5.2. La santé carcérale et le VIH
5.2.1. Le dispositif médical des prisons françaises et ses insuffisances
Il est nécessaire pour la cohérence de notre propos d’intégrer la question du sida en prison dans le cadre plus général du système médical carcéral et des pathologies les plus fréquentes derrière les murs. Pour ce travail, nous avons pu bénéficier, outre les informations que nous avons nous-mêmes pu recueillir, de l’ouvrage du Dr Daniel Gonin.
L’intégration de véritables services médicaux à l’intérieur des prisons a pris la forme d’un lent processus depuis la Libération, processus qui n’a pas été sans créer, comme le souligne le Dr Gonin, des heurts récurrents entre directions des établissements d’une part, soucieuses de sécurité et de contrôle des détenu-e-s, et médecins pénitentiaires d’autre part, inquiets de l’efficacité des traitements et de la préservation du secret médical. Les prisons françaises disposent aujourd’hui, à des degrés variables selon les établissements, d’infirmeries équipées de salles de soins, de cabinet de consultation, de salle de radiologie, etc. dans lesquelles travaillent une équipe généralement composée d’un médecin (souvent vacataire) et d’infirmières. Les consultations du dentiste prennent le plus souvent la forme de vacations régulières, pour lesquelles les temps d’attente sont fréquemment longs et en décalage avec l’urgence des soins. Un Service médico-psychologique régional (SMPR) est chargé de la prise en charge des problèmes psychologiques ou psychiatriques.

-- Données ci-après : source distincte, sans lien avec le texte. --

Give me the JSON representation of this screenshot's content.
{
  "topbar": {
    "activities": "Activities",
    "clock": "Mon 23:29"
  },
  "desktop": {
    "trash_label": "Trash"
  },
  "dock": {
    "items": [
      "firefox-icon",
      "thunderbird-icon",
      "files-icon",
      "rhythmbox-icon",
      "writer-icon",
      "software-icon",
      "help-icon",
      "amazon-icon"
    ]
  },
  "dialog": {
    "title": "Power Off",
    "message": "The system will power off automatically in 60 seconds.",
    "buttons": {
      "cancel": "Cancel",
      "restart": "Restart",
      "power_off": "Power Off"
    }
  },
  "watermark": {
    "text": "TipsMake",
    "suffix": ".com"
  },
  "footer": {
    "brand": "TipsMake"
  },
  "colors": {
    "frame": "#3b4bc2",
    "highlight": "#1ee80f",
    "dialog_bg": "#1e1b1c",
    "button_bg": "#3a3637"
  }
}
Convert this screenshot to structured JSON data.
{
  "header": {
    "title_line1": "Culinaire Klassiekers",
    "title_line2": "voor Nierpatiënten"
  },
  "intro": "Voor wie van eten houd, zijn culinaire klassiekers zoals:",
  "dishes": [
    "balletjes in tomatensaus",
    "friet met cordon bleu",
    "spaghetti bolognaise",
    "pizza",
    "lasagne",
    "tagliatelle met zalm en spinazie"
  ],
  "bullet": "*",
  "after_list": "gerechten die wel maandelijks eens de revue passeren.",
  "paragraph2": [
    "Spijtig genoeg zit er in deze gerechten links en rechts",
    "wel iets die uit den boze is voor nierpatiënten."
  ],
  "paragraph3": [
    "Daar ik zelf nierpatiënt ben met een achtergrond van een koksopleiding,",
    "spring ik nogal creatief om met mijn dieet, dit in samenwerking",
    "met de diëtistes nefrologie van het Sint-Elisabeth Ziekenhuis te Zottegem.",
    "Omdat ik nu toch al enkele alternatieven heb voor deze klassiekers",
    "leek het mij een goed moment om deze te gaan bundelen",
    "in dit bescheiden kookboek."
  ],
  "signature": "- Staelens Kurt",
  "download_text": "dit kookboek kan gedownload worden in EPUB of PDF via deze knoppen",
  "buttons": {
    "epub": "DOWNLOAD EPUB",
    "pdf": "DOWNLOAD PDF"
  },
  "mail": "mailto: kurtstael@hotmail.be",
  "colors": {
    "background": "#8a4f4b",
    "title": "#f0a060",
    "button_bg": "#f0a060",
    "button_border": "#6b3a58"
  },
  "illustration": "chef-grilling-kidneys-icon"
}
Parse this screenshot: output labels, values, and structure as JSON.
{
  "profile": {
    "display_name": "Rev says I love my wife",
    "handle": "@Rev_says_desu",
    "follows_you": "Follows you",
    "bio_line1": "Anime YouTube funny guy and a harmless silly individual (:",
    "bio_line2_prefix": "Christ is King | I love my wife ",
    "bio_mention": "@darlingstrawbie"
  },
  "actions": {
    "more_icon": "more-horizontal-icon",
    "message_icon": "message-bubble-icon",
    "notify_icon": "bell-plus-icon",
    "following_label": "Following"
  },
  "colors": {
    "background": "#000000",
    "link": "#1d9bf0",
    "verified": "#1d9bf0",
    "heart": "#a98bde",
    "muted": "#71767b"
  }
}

Le sous-équipement médical est patent dans les prisons françaises, et constitue une grave entrave à la prévention et au traitement de certaines maladies. A titre d’exemple, cet extrait d’une enquête du Journal du sida à Fleury-Mérogis indique comment un acte médical courant tel que l’élémentaire dépistage de la tuberculose peut se révéler une entreprise ardue :
" L’appareil de dépistage radiographique de Fleury-Mérogis fonctionne depuis trois mois. De 1986 à 1993, il n’y avait pas de dépistage de la tuberculose pour cause d’appareil hors service. Le dépistage est devenu systématique chez les hommes, mais pas à la maison d’arrêt des femmes qui ne dispose pas d’appareil (un camion de dépistage passe chez les femmes tous les trois mois). Depuis la mise en service de l’appareil radiographique, 6 cas de tuberculose ont été diagnostiqués. "
Cette situation ne semblait pas exceptionnelle puisque le même problème de remplacement de matériel se présentait au même moment à la maison d’arrêt des Baumettes :
" Le dernier dépistage de "masse" de la tuberculose date de juillet 1992, l’antique appareil de radiographie ayant rendu l’âme. L’équipe médicale négocie avec le Conseil général et le ministère de la Justice le financement d’un nouvel appareil. "
Il est fréquemment souligné que les locaux médicaux souffrent de graves défauts tels que leur vétusté, leur faible surface, leur mauvaise aération, etc. Le personnel manque cruellement et tout départ est soit remplacé avec retard, soit l’occasion d’une suppression de poste. D’une façon générale, la santé pénitentiaire souffre d’être tributaire d’une administration qui, elle-même faiblement dotée en moyens, tend à faire passer la question sanitaire comme une de ses préoccupations mineures.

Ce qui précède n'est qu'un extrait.